Ausgabe vom 12.09.2016

Jetzt könnte die Herbstschwäche begonnen haben

von Torsten Ewert

Sehr verehrte Leserinnen und Leser,

Sven Weisenhaus hatte in den vergangenen Wochen mehrfach vor einer Herbstschwäche gewarnt. Mit den Rückschlägen der US-Märkte am Freitag, denen heute die europäischen Indizes folgen, könnte diese Herbstschwäche begonnen haben. Was das bedeutet und wie Sie nun reagieren müssen.
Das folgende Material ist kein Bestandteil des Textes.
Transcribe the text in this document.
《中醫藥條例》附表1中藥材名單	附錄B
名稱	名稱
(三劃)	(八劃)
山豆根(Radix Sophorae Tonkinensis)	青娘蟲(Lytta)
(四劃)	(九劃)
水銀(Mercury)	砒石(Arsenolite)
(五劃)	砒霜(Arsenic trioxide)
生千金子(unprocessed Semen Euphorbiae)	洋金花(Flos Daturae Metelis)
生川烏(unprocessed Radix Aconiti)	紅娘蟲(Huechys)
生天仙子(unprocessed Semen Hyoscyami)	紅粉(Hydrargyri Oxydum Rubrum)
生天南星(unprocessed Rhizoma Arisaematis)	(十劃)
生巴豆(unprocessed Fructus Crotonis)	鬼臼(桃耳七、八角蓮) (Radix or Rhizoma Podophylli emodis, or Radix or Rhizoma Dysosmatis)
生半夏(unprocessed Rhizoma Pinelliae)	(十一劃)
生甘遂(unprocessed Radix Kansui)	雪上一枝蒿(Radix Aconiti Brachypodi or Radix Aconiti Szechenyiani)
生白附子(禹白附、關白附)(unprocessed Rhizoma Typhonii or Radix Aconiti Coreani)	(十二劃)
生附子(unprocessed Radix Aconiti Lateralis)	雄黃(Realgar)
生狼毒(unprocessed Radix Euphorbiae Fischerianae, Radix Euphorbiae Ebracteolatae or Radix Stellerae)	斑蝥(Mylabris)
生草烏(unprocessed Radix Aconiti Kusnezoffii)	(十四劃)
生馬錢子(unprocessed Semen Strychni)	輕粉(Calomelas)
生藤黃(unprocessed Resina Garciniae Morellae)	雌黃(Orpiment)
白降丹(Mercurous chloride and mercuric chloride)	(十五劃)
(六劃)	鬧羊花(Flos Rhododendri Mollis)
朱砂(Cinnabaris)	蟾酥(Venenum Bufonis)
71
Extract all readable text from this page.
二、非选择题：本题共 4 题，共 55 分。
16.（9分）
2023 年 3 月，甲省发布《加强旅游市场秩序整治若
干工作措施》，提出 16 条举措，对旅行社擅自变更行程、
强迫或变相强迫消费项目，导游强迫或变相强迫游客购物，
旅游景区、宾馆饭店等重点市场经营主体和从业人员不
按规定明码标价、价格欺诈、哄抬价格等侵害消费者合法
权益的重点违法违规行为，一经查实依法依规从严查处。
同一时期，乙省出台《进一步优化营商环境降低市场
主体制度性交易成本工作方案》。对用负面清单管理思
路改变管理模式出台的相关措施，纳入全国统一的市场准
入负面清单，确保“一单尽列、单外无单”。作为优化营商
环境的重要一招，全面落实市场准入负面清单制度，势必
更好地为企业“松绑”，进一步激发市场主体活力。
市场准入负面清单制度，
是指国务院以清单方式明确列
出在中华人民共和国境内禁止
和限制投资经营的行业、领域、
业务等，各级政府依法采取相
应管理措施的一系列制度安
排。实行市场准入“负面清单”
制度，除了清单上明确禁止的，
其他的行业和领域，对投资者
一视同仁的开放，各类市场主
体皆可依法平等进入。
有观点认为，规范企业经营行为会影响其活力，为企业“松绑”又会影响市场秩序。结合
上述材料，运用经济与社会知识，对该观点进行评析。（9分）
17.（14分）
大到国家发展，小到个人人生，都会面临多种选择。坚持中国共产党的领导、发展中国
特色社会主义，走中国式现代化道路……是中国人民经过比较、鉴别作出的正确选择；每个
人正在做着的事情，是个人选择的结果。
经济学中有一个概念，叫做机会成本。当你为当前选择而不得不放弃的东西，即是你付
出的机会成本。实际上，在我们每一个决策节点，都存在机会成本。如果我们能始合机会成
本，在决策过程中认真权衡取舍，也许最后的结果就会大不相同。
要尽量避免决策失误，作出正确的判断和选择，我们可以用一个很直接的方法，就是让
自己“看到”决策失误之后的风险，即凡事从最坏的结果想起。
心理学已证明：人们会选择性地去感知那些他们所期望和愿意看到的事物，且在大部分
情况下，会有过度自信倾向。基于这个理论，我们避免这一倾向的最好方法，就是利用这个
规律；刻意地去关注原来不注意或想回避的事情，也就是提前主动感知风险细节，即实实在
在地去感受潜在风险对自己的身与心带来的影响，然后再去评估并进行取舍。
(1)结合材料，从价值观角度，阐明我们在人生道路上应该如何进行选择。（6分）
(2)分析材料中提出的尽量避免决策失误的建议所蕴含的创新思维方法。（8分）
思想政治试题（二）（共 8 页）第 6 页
Der Rückschlag vom Freitag aus Sicht der Charts

Zunächst ein Blick auf die Charts:

S&P500 1d

Der S&P 500 fiel mit einer langen bearishen Kerze nicht nur aus der bisherigen Konsolidierungsformation (blaue Linien) und aus dem grünen Aufwärtstrend heraus, sondern auch klar unter das alte Allzeithoch von 2015 (dicke rote Linie) zurück. Außerdem wurde diese Kerze durch eine große Kurslücke eingeleitet und von hohem Volumen begleitet (siehe unterer Chartteil). Mehr bearishe Signale an einem einzelnen Tag sind kaum noch möglich.

NASDAQ 100, 1d

Eine ähnliche Konstellation finden wir auch im NASDAQ 100. Hier erfolgte der Rückfall unter das Mehrjahreshoch von 2015 (dicke hellgrüne Linie). Zuvor war der Kurs am Allzeithoch von 2000 (dicke rote Linie) dreimal gescheitert.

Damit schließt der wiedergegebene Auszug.